Car luy ne moy ne l’eussions sçeu porter
Encores moins l’un l’autre conforter ;
Trop grande estoit l’amour d’entre nous deux
Où plus ne fault penser, & je le veulx ;
Mais, Seigneur Dieu, soyez luy favorable
Et à ses grans affaires secourable.
Il portera tant & tant d’ennuys
De ceste mort, par quoy, tant que je puys,
Je vous requiers, par vostre Passion,
De luy donner la bénédiction
À luy, aux siens & à toute sa race,
Et le tenir en vostre bonne grace. »
Et puys la croix, de triumphe banière,
Entre ses mains luy mist La Bourdaisière,
Qu’elle baisa, en disant doulcement :
« Ainsy fut mys pour moy le vray amant. »

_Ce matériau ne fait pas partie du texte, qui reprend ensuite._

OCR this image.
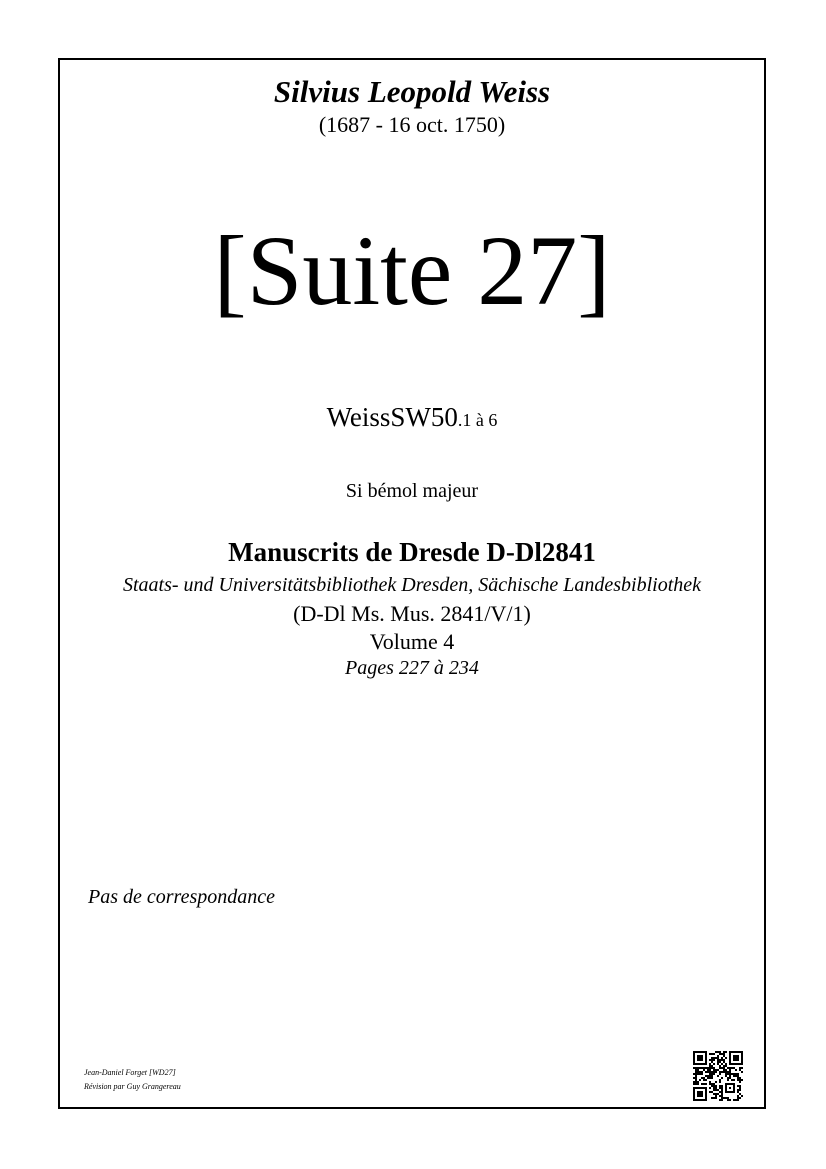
Silvius Leopold Weiss
(1687 - 16 oct. 1750)
[Suite 27]
WeissSW50.1 à 6
Si bémol majeur
Manuscrits de Dresde D-Dl2841
Staats- und Universitätsbibliothek Dresden, Sächische Landesbibliothek
(D-Dl Ms. Mus. 2841/V/1)
Volume 4
Pages 227 à 234
Pas de correspondance
Jean-Daniel Forget [WD27]
Révision par Guy Grangereau
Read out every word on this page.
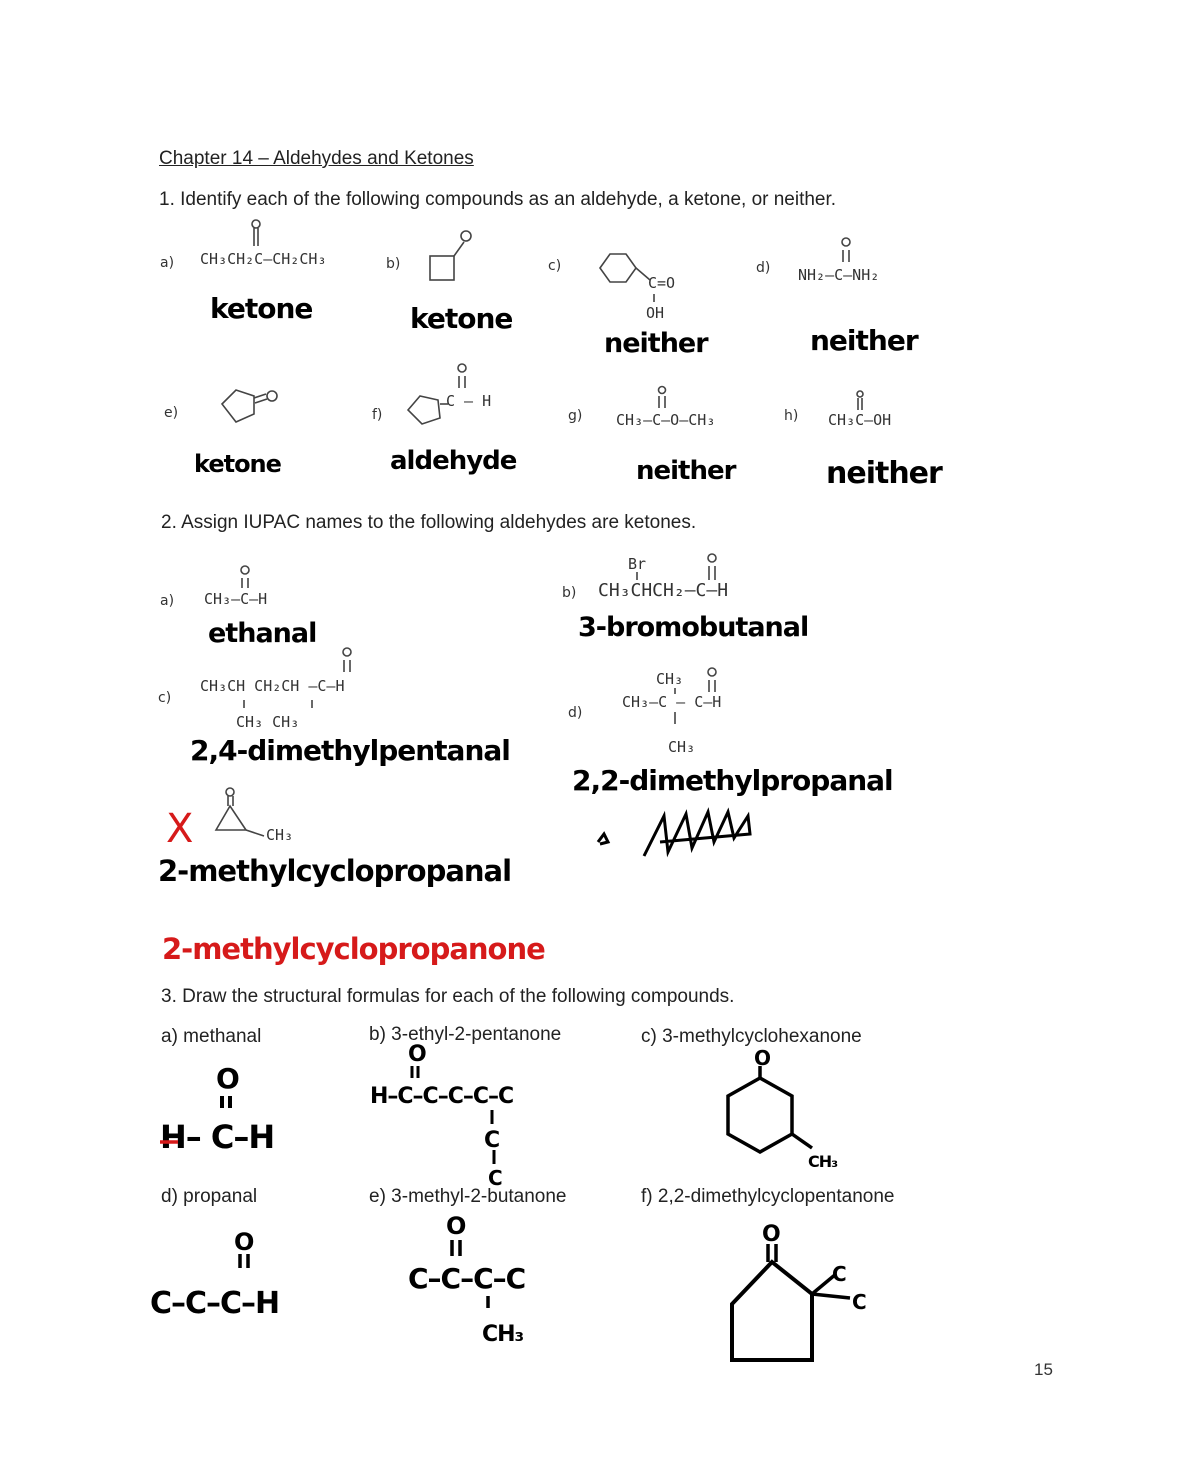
Chapter 14 – Aldehydes and Ketones
1. Identify each of the following compounds as an aldehyde, a ketone, or neither.
a) CH₃CH₂C–CH₂CH₃
ketone
b)
ketone
c)
C=O
OH
neither
d) NH₂–C–NH₂
neither
e)
ketone
f)
C – H
aldehyde
g) CH₃–C–O–CH₃
neither
h) CH₃C–OH
neither
2. Assign IUPAC names to the following aldehydes are ketones.
a) CH₃–C–H
ethanal
b)
Br
CH₃CHCH₂–C–H
3-bromobutanal
c)
CH₃CH CH₂CH –C–H
CH₃ CH₃
2,4-dimethylpentanal
d)
CH₃
CH₃–C – C–H
CH₃
2,2-dimethylpropanal
X	CH₃
2-methylcyclopropanal
2-methylcyclopropanone
3. Draw the structural formulas for each of the following compounds.
a) methanal
O
H– C–H
b) 3-ethyl-2-pentanone
O
H–C–C–C–C–C
C
C
c) 3-methylcyclohexanone
O
CH₃
d) propanal
O
C–C–C–H
e) 3-methyl-2-butanone
O
C–C–C–C
CH₃
f) 2,2-dimethylcyclopentanone
O
C
C
15
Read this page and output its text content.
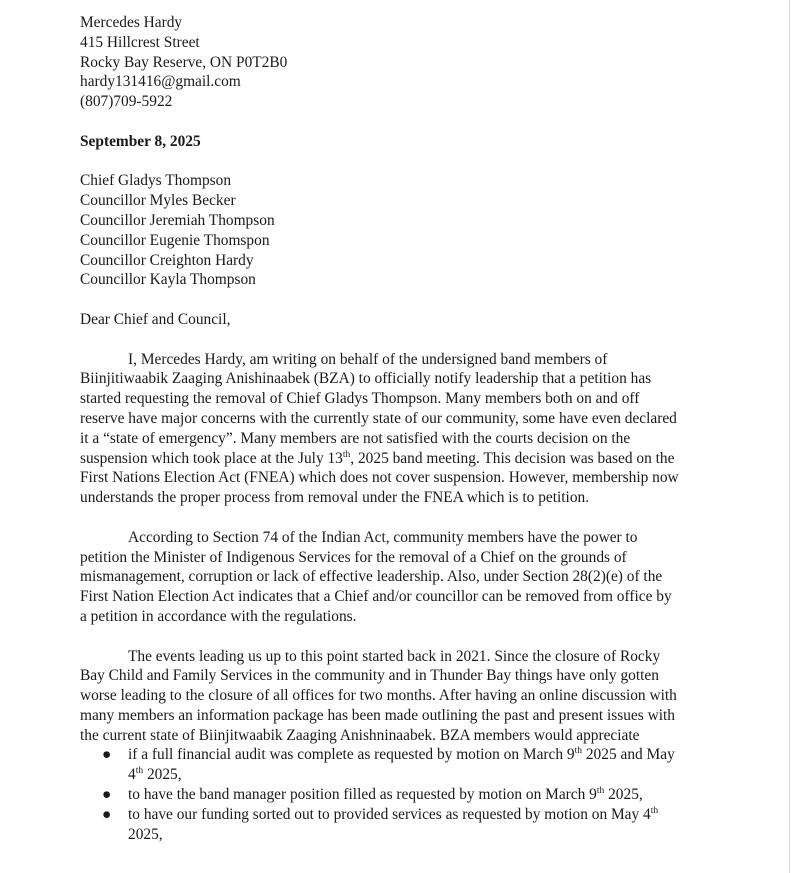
Mercedes Hardy
415 Hillcrest Street
Rocky Bay Reserve, ON P0T2B0
hardy131416@gmail.com
(807)709-5922
September 8, 2025
Chief Gladys Thompson
Councillor Myles Becker
Councillor Jeremiah Thompson
Councillor Eugenie Thomspon
Councillor Creighton Hardy
Councillor Kayla Thompson
Dear Chief and Council,
I, Mercedes Hardy, am writing on behalf of the undersigned band members of
Biinjitiwaabik Zaaging Anishinaabek (BZA) to officially notify leadership that a petition has
started requesting the removal of Chief Gladys Thompson. Many members both on and off
reserve have major concerns with the currently state of our community, some have even declared
it a “state of emergency”. Many members are not satisfied with the courts decision on the
suspension which took place at the July 13th, 2025 band meeting. This decision was based on the
First Nations Election Act (FNEA) which does not cover suspension. However, membership now
understands the proper process from removal under the FNEA which is to petition.
According to Section 74 of the Indian Act, community members have the power to
petition the Minister of Indigenous Services for the removal of a Chief on the grounds of
mismanagement, corruption or lack of effective leadership. Also, under Section 28(2)(e) of the
First Nation Election Act indicates that a Chief and/or councillor can be removed from office by
a petition in accordance with the regulations.
The events leading us up to this point started back in 2021. Since the closure of Rocky
Bay Child and Family Services in the community and in Thunder Bay things have only gotten
worse leading to the closure of all offices for two months. After having an online discussion with
many members an information package has been made outlining the past and present issues with
the current state of Biinjitwaabik Zaaging Anishninaabek. BZA members would appreciate
● if a full financial audit was complete as requested by motion on March 9th 2025 and May
4th 2025,
● to have the band manager position filled as requested by motion on March 9th 2025,
● to have our funding sorted out to provided services as requested by motion on May 4th
2025,
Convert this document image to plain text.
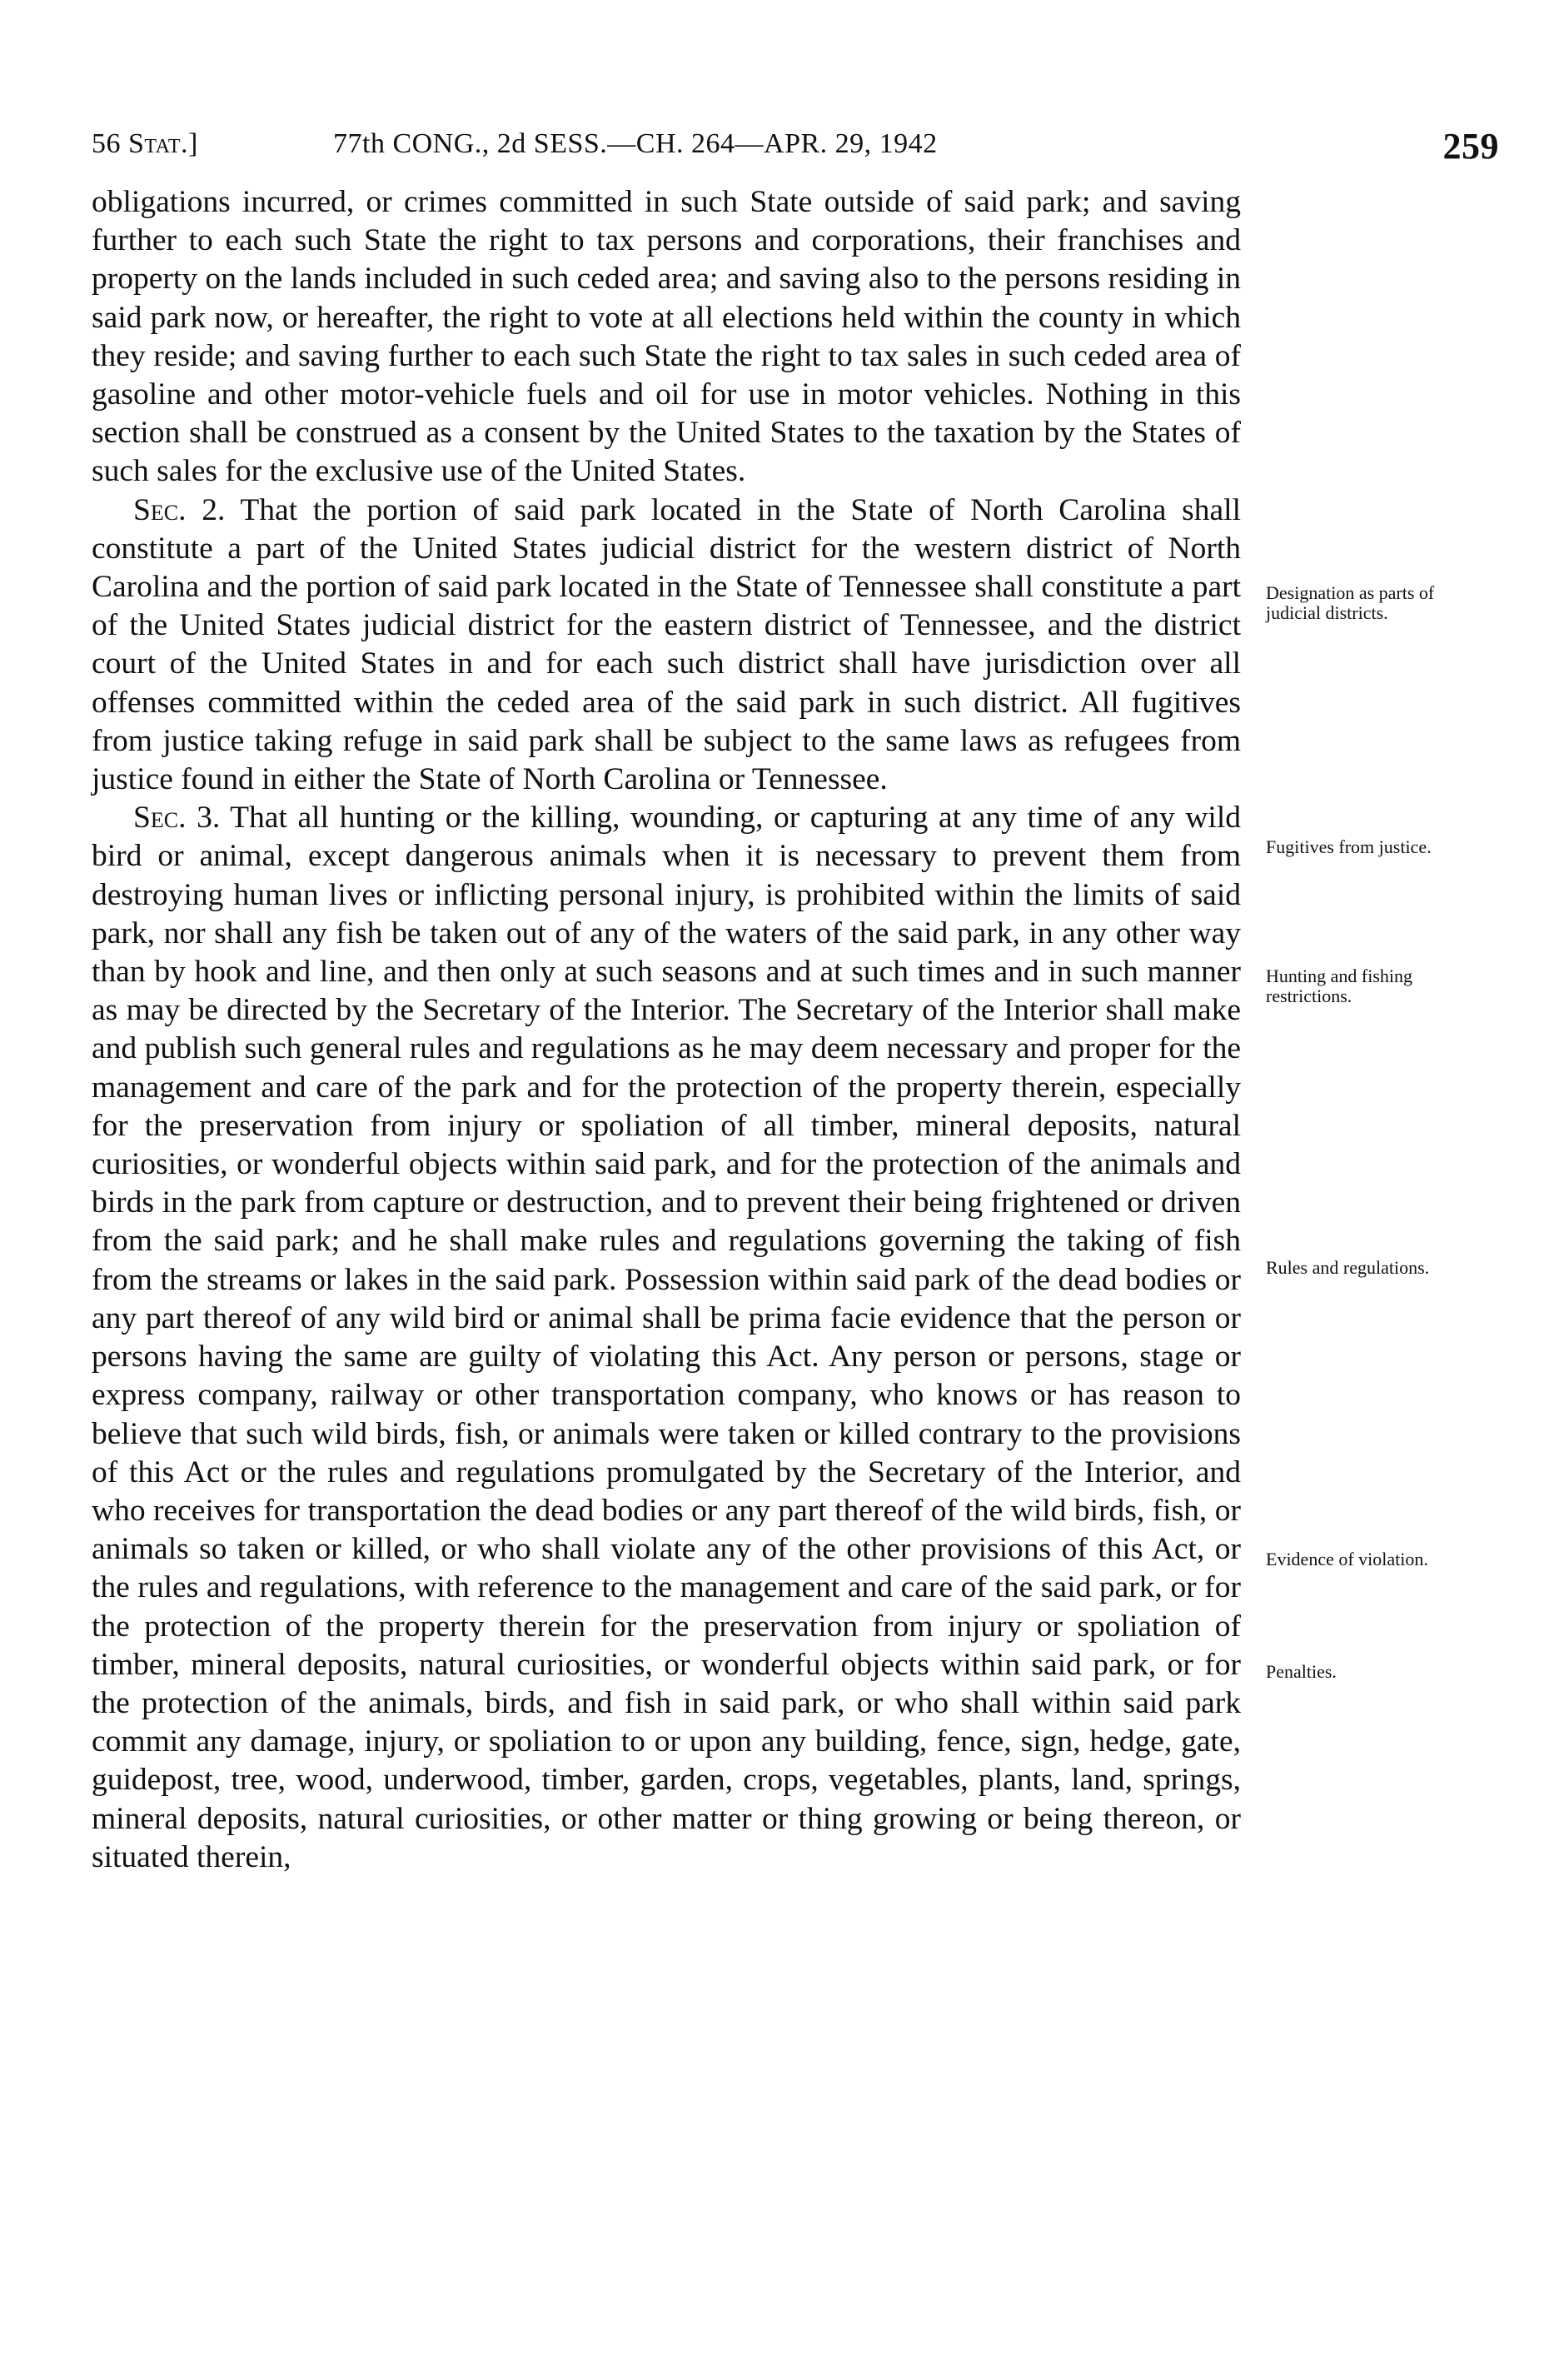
56 Stat.]	77th CONG., 2d SESS.—CH. 264—APR. 29, 1942	259

obligations incurred, or crimes committed in such State outside of said park; and saving further to each such State the right to tax persons and corporations, their franchises and property on the lands included in such ceded area; and saving also to the persons residing in said park now, or hereafter, the right to vote at all elections held within the county in which they reside; and saving further to each such State the right to tax sales in such ceded area of gasoline and other motor-vehicle fuels and oil for use in motor vehicles. Nothing in this section shall be construed as a consent by the United States to the taxation by the States of such sales for the exclusive use of the United States.

Sec. 2. That the portion of said park located in the State of North Carolina shall constitute a part of the United States judicial district for the western district of North Carolina and the portion of said park located in the State of Tennessee shall constitute a part of the United States judicial district for the eastern district of Tennessee, and the district court of the United States in and for each such district shall have jurisdiction over all offenses committed within the ceded area of the said park in such district. All fugitives from justice taking refuge in said park shall be subject to the same laws as refugees from justice found in either the State of North Carolina or Tennessee.

Sec. 3. That all hunting or the killing, wounding, or capturing at any time of any wild bird or animal, except dangerous animals when it is necessary to prevent them from destroying human lives or inflicting personal injury, is prohibited within the limits of said park, nor shall any fish be taken out of any of the waters of the said park, in any other way than by hook and line, and then only at such seasons and at such times and in such manner as may be directed by the Secretary of the Interior. The Secretary of the Interior shall make and publish such general rules and regulations as he may deem necessary and proper for the management and care of the park and for the protection of the property therein, especially for the preservation from injury or spoliation of all timber, mineral deposits, natural curiosities, or wonderful objects within said park, and for the protection of the animals and birds in the park from capture or destruction, and to prevent their being frightened or driven from the said park; and he shall make rules and regulations governing the taking of fish from the streams or lakes in the said park. Possession within said park of the dead bodies or any part thereof of any wild bird or animal shall be prima facie evidence that the person or persons having the same are guilty of violating this Act. Any person or persons, stage or express company, railway or other transportation company, who knows or has reason to believe that such wild birds, fish, or animals were taken or killed contrary to the provisions of this Act or the rules and regulations promulgated by the Secretary of the Interior, and who receives for transportation the dead bodies or any part thereof of the wild birds, fish, or animals so taken or killed, or who shall violate any of the other provisions of this Act, or the rules and regulations, with reference to the management and care of the said park, or for the protection of the property therein for the preservation from injury or spoliation of timber, mineral deposits, natural curiosities, or wonderful objects within said park, or for the protection of the animals, birds, and fish in said park, or who shall within said park commit any damage, injury, or spoliation to or upon any building, fence, sign, hedge, gate, guidepost, tree, wood, underwood, timber, garden, crops, vegetables, plants, land, springs, mineral deposits, natural curiosities, or other matter or thing growing or being thereon, or situated therein,

Designation as parts of judicial districts.
Fugitives from justice.
Hunting and fishing restrictions.
Rules and regulations.
Evidence of violation.
Penalties.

Après, prenant sa fille par la main,
Dist : « Marguerite, encore est mon cueur plain
De ceste amour portée à vous si forte
Et à mon filz, ce que encores je porte,
Et dans mon cueur le sens si véhément
Que, pour n’avoir en mon entendement
Rien que Dieu seul, que seul doy desirer,
Je vous requiers de ung peu vous retirer
D’auprès de moy ; car, quand je vous regarde
D’avoir plaisir en mon cueur je n’ay garde.
Las, forte amour parler à vous m’empesche,
Mais ung seul mot pour la fin je vous presche,
C’est que en mon cueur je sens la foy si ferme,
Le don de Dieu par lequel il m’afferme
De mon salut, dont le plaisir je gouste ;
N’en faictes plus, m’amye, nul doubte. »
À ces propoz sa fille fort pleura,
Et de ses yeulx soudain se retira ;
Et non pas loing, car jusques au dernier
Ne la laissa & le bon Cordelier
Mist entre deux, regardant à loisir
Sa bonne mère en lict mortel gésir,
Qui escoutoit la lecture divine,
Les yeulx en hault, sans parolle ne myne,
Comme personne en extase ravie.

Mais ung des siens, qui bien l’avait servie,
Fut bien long temps à la persuader
De quelque chose enfin leur commander,
En la priant, avant que s’en aller,
Vouloir les siens d’un seul mot consoller.